Just like relationships aren’t just physical. If cheating is only about sex, relationships are too—which is anything but true.
A relationship is a physical, emotional, mental, and spiritual connection. When we commit to a partner, we commit to them in each area.
That’s why sexual affairs don’t only define cheating but emotional experiences.
What is an Emotional Affair?
An emotional affair (also known as emotional cheating) occurs when one partner invests more time and energy with someone outside of the relationship. It’s building inappropriate, emotional intimacy with someone else, eventually turning to them instead of their partner.
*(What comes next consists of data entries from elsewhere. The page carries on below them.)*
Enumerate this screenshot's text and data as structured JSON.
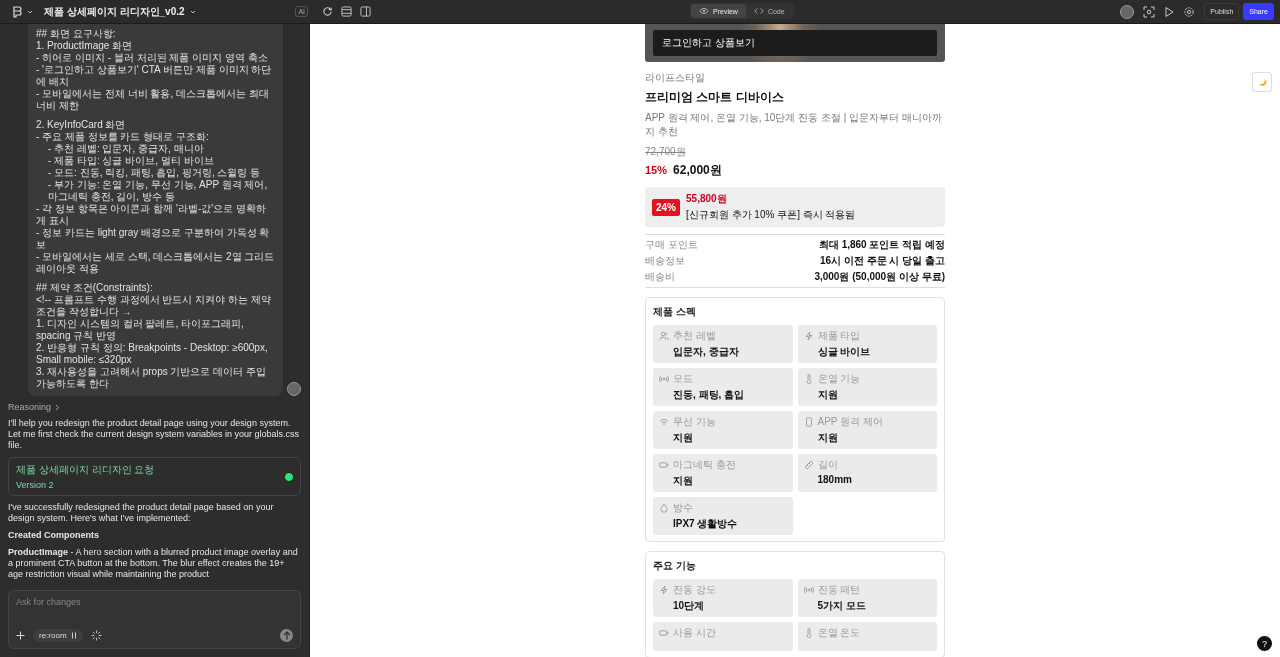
{
  "topbar": {
    "title": "제품 상세페이지 리디자인_v0.2",
    "ai_badge": "AI",
    "view_tabs": [
      {
        "label": "Preview",
        "selected": true
      },
      {
        "label": "Code",
        "selected": false
      }
    ],
    "publish": "Publish",
    "share": "Share"
  },
  "chat": {
    "prompt_blocks": [
      [
        {
          "text": "## 화면 요구사항:",
          "indent": false
        },
        {
          "text": "1. ProductImage 화면",
          "indent": false
        },
        {
          "text": "- 히어로 이미지 - 블러 처리된 제품 이미지 영역 축소",
          "indent": false
        },
        {
          "text": "- '로그인하고 상품보기' CTA 버튼만 제품 이미지 하단에 배치",
          "indent": false
        },
        {
          "text": "- 모바일에서는 전체 너비 활용, 데스크톱에서는 최대 너비 제한",
          "indent": false
        }
      ],
      [
        {
          "text": "2. KeyInfoCard 화면",
          "indent": false
        },
        {
          "text": "- 주요 제품 정보를 카드 형태로 구조화:",
          "indent": false
        },
        {
          "text": "- 추천 레벨: 입문자, 중급자, 매니아",
          "indent": true
        },
        {
          "text": "- 제품 타입: 싱글 바이브, 멀티 바이브",
          "indent": true
        },
        {
          "text": "- 모드: 진동, 릭킹, 패팅, 흡입, 핑거링, 스윌링 등",
          "indent": true
        },
        {
          "text": "- 부가 기능: 온열 기능, 무선 기능, APP 원격 제어, 마그네틱 충전, 길이, 방수 등",
          "indent": true
        },
        {
          "text": "- 각 정보 항목은 아이콘과 함께 '라벨-값'으로 명확하게 표시",
          "indent": false
        },
        {
          "text": "- 정보 카드는 light gray 배경으로 구분하여 가독성 확보",
          "indent": false
        },
        {
          "text": "- 모바일에서는 세로 스택, 데스크톱에서는 2열 그리드 레이아웃 적용",
          "indent": false
        }
      ],
      [
        {
          "text": "## 제약 조건(Constraints):",
          "indent": false
        },
        {
          "text": "<!-- 프롬프트 수행 과정에서 반드시 지켜야 하는 제약 조건을 작성합니다 →",
          "indent": false
        },
        {
          "text": "1. 디자인 시스템의 컬러 팔레트, 타이포그래피, spacing 규칙 반영",
          "indent": false
        },
        {
          "text": "2. 반응형 규칙 정의: Breakpoints - Desktop: ≥600px, Small mobile: ≤320px",
          "indent": false
        },
        {
          "text": "3. 재사용성을 고려해서 props 기반으로 데이터 주입 가능하도록 한다",
          "indent": false
        }
      ]
    ],
    "reasoning": "Reasoning",
    "intro": "I'll help you redesign the product detail page using your design system. Let me first check the current design system variables in your globals.css file.",
    "version_card": {
      "title": "제품 상세페이지 리디자인 요청",
      "version": "Version 2"
    },
    "summary": "I've successfully redesigned the product detail page based on your design system. Here's what I've implemented:",
    "heading": "Created Components",
    "component_note": "**ProductImage** - A hero section with a blurred product image overlay and a prominent CTA button at the bottom. The blur effect creates the 19+ age restriction visual while maintaining the product",
    "input": {
      "placeholder": "Ask for changes",
      "chip": "re:room"
    }
  },
  "preview": {
    "cta": "로그인하고 상품보기",
    "category": "라이프스타일",
    "title": "프리미엄 스마트 디바이스",
    "subtitle": "APP 원격 제어, 온열 기능, 10단계 진동 조절 | 입문자부터 매니아까지 추천",
    "original_price": "72,700원",
    "discount": "15%",
    "price": "62,000원",
    "coupon": {
      "badge": "24%",
      "price": "55,800원",
      "note": "[신규회원 추가 10% 쿠폰] 즉시 적용됨"
    },
    "info_rows": [
      {
        "label": "구매 포인트",
        "value": "최대 1,860 포인트 적립 예정"
      },
      {
        "label": "배송정보",
        "value": "16시 이전 주문 시 당일 출고"
      },
      {
        "label": "배송비",
        "value": "3,000원 (50,000원 이상 무료)"
      }
    ],
    "sections": [
      {
        "title": "제품 스펙",
        "items": [
          {
            "label": "추천 레벨",
            "value": "입문자, 중급자"
          },
          {
            "label": "제품 타입",
            "value": "싱글 바이브"
          },
          {
            "label": "모드",
            "value": "진동, 패팅, 흡입"
          },
          {
            "label": "온열 기능",
            "value": "지원"
          },
          {
            "label": "무선 기능",
            "value": "지원"
          },
          {
            "label": "APP 원격 제어",
            "value": "지원"
          },
          {
            "label": "마그네틱 충전",
            "value": "지원"
          },
          {
            "label": "길이",
            "value": "180mm"
          },
          {
            "label": "방수",
            "value": "IPX7 생활방수"
          }
        ]
      },
      {
        "title": "주요 기능",
        "items": [
          {
            "label": "진동 강도",
            "value": "10단계"
          },
          {
            "label": "진동 패턴",
            "value": "5가지 모드"
          },
          {
            "label": "사용 시간"
          },
          {
            "label": "온열 온도"
          }
        ]
      }
    ]
  },
  "help": "?"
}
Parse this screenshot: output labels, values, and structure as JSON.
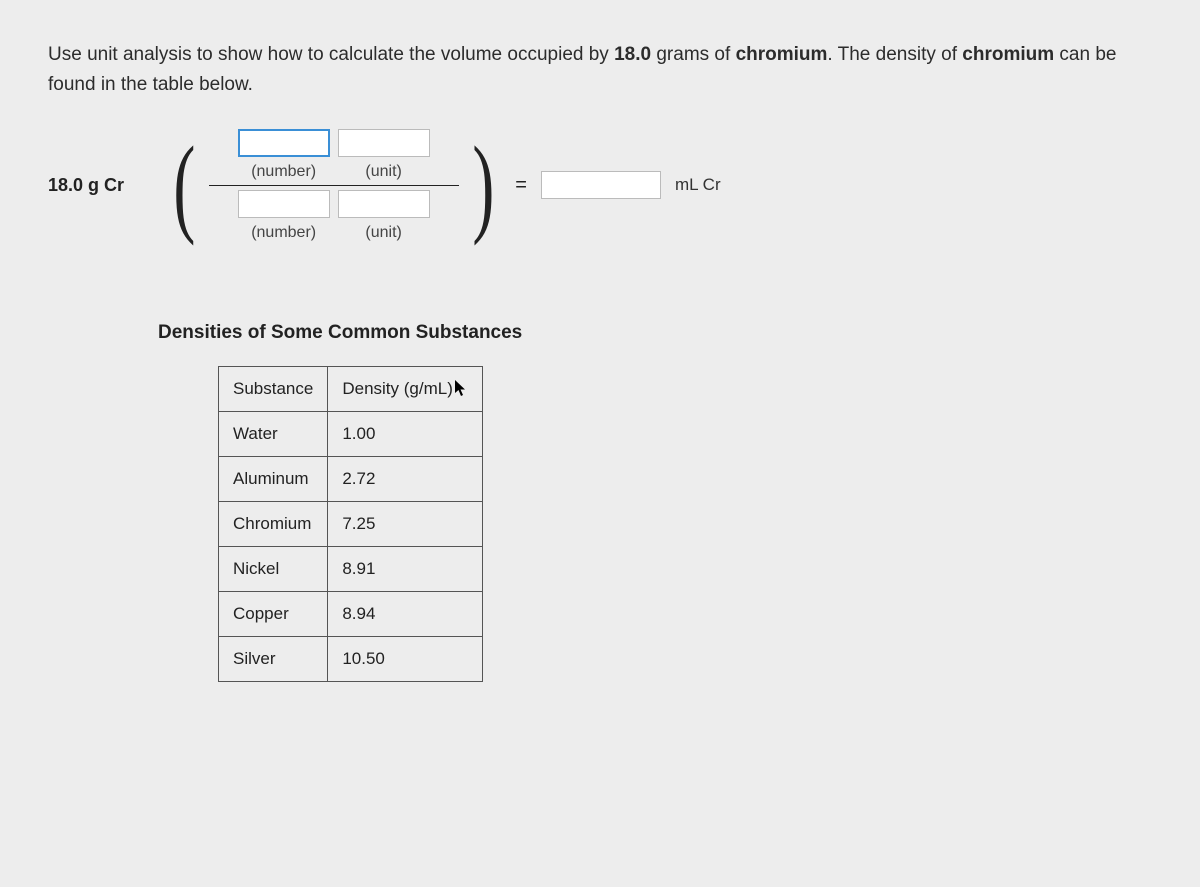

What’s the difference between friendships and emotional affairs?
Yes, we’re allowed to have friendships and connections outside of our relationships. That’s not what emotional cheating is, but platonic friendships can evolve into vibrant affairs.
There are three critical defining characteristics of a passionate affair:
The moment a partner or spouse downplays or covers up the extent of a “friendship,” it becomes betrayal. Seemingly “casual” conversations build into sexual tension and preoccupation, leading to a disconnection in the committed relationship.
2. The knowledge that it hurts their partner.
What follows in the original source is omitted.